Strings and Factors (Categorical Data)

Why Learn Strings and Factors in Data Analytics?

Imagine you are analyzing feedback survey responses from a subscription app. You receive the following customer data:

Feedback comment: "Love the app, but it crashes on startup!"
Satisfaction ratings: "High", "Low", "Medium", "High"

To make sense of this dataset:

You want to measure the length of each comment using a function. If a comment is extremely long, it might contain a detailed bug report.
You want to merge the customer's name with their feedback into a single sentence.
You want R to understand that satisfaction ratings are categorical and have a logical order: "Low" < "Medium" < "High".

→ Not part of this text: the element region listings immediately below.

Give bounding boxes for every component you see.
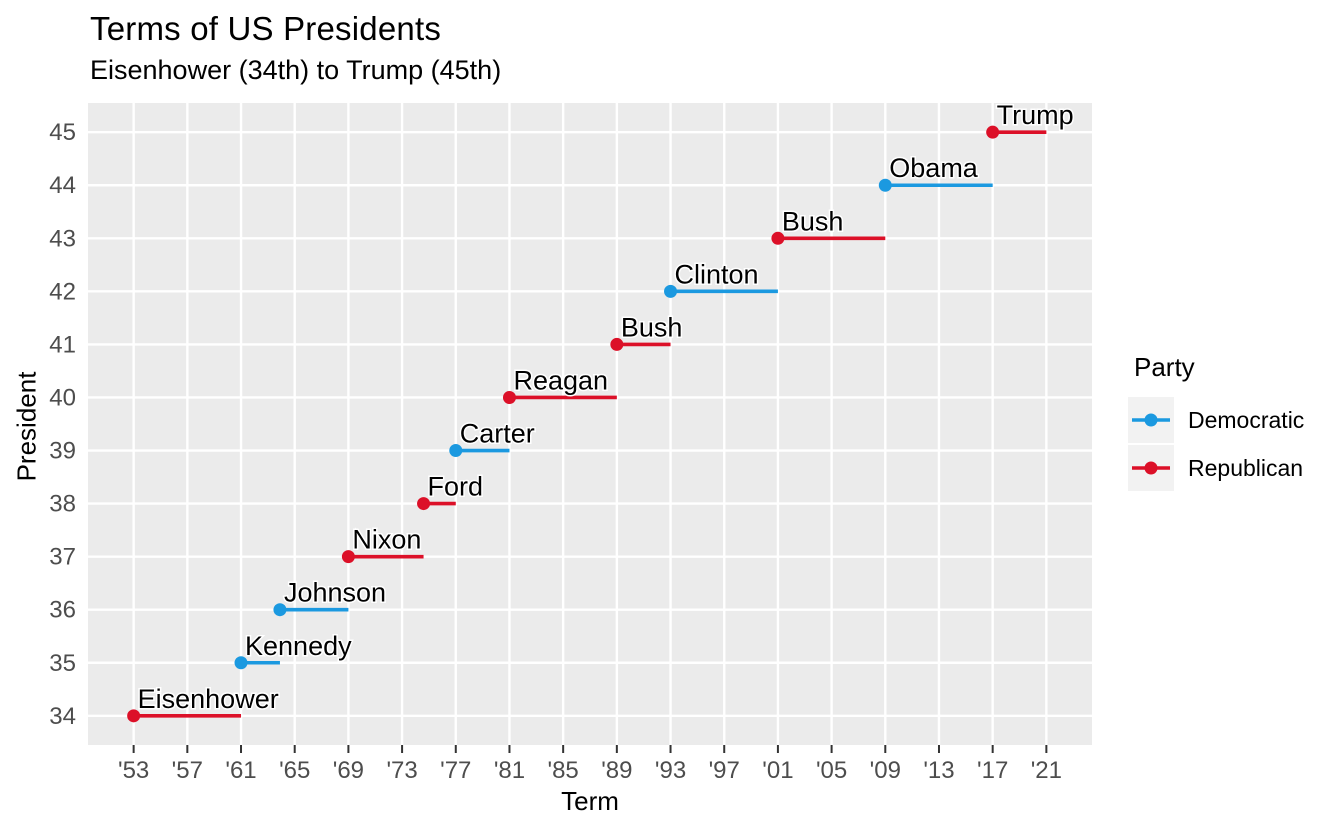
x-axis-title: Term (561, 786, 619, 816)
x-tick-label: '97 (709, 757, 740, 784)
y-tick-label: 45 (49, 119, 76, 146)
x-tick-label: '13 (923, 757, 954, 784)
y-tick-label: 38 (49, 491, 76, 518)
y-tick-label: 39 (49, 438, 76, 465)
term-start-point (449, 444, 463, 458)
x-tick-label: '09 (870, 757, 901, 784)
term-start-point (234, 656, 248, 670)
chart-title: Terms of US Presidents (90, 10, 442, 47)
y-tick-label: 40 (49, 384, 76, 411)
chart-subtitle: Eisenhower (34th) to Trump (45th) (90, 55, 502, 85)
panel-background (88, 103, 1092, 745)
term-start-point (502, 390, 516, 404)
president-name-label: Clinton (675, 259, 759, 289)
president-name-label: Kennedy (245, 631, 352, 661)
x-tick-label: '57 (172, 757, 203, 784)
term-start-point (878, 178, 892, 192)
y-tick-label: 42 (49, 278, 76, 305)
y-tick-label: 37 (49, 544, 76, 571)
y-tick-label: 35 (49, 650, 76, 677)
president-name-label: Carter (460, 419, 535, 449)
president-name-label: Reagan (513, 365, 608, 395)
term-start-point (664, 284, 678, 298)
x-tick-label: '17 (977, 757, 1008, 784)
president-name-label: Johnson (284, 578, 386, 608)
democratic-line-dot-icon (1132, 413, 1170, 427)
x-tick-label: '53 (118, 757, 149, 784)
term-start-point (273, 603, 287, 617)
democratic-key (1128, 397, 1174, 443)
term-start-point (417, 497, 431, 511)
x-tick-label: '73 (386, 757, 417, 784)
legend-label-republican: Republican (1188, 454, 1304, 481)
y-tick-label: 41 (49, 331, 76, 358)
x-tick-label: '85 (548, 757, 579, 784)
y-tick-label: 43 (49, 225, 76, 252)
legend-title: Party (1134, 352, 1195, 382)
republican-line-dot-icon (1132, 461, 1170, 475)
y-tick-label: 34 (49, 703, 76, 730)
republican-key (1128, 445, 1174, 491)
y-tick-label: 36 (49, 597, 76, 624)
president-name-label: Obama (889, 153, 979, 183)
y-axis-title: President (11, 371, 42, 482)
term-start-point (986, 125, 1000, 139)
x-tick-label: '21 (1031, 757, 1062, 784)
president-name-label: Ford (428, 472, 484, 502)
x-tick-label: '65 (279, 757, 310, 784)
legend-label-democratic: Democratic (1188, 406, 1305, 433)
term-start-point (127, 709, 141, 723)
x-tick-label: '01 (762, 757, 793, 784)
legend: Party Democratic Republican (1128, 352, 1344, 493)
x-tick-label: '81 (494, 757, 525, 784)
legend-item-republican: Republican (1128, 445, 1344, 491)
president-name-label: Trump (997, 100, 1074, 130)
x-tick-label: '77 (440, 757, 471, 784)
x-tick-label: '61 (225, 757, 256, 784)
legend-item-democratic: Democratic (1128, 397, 1344, 443)
president-name-label: Eisenhower (138, 684, 279, 714)
president-name-label: Nixon (352, 525, 421, 555)
term-start-point (341, 550, 355, 564)
x-tick-label: '69 (333, 757, 364, 784)
term-start-point (771, 231, 785, 245)
x-tick-label: '93 (655, 757, 686, 784)
term-start-point (610, 337, 624, 351)
president-name-label: Bush (621, 312, 683, 342)
y-tick-label: 44 (49, 172, 76, 199)
x-tick-label: '89 (601, 757, 632, 784)
president-name-label: Bush (782, 206, 844, 236)
x-tick-label: '05 (816, 757, 847, 784)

In R, text is stored as Character Strings. However, for statistical categorization, R uses a specialized type called Factors. Let's learn how to manipulate strings and create factors to handle categorical data.

1. Character Strings in R

A character string holds text values and can be wrapped in double quotes (") or single quotes ('). Double quotes are preferred by R developers.

2. String Concatenation: paste() and paste0()

CRITICAL DIFFERENCE FROM PYTHON

In Python, you can join strings using the + operator ("a" + "b"). In R, using + on text will throw an error! Instead, we use R's built-in paste() or paste0() functions:

paste(..., sep = " "): Concatenates strings with a custom separator (default is a single space).
paste0(...): Concatenates strings with no separator (equivalent to paste(..., sep = "")).

first_name <- "Alice"
last_name <- "Smith"

# Using paste (adds a space by default)
full_name <- paste(first_name, last_name)
print(full_name)  # "Alice Smith"

# Using paste0 (no separator)
user_id <- paste0("ID_", 105)
print(user_id)    # "ID_105"

3. String Length: nchar() vs length()

R STRING LENGTH PITFALL

To find the number of characters in a string, do not use length().

length("hello") returns 1 because it measures the number of elements in the vector (a single string is a vector of length 1).
nchar("hello") returns 5 because it measures the number of characters in the string.

feedback <- "Great app!"

print(length(feedback)) # 1 (vector length)
print(nchar(feedback))  # 10 (character count)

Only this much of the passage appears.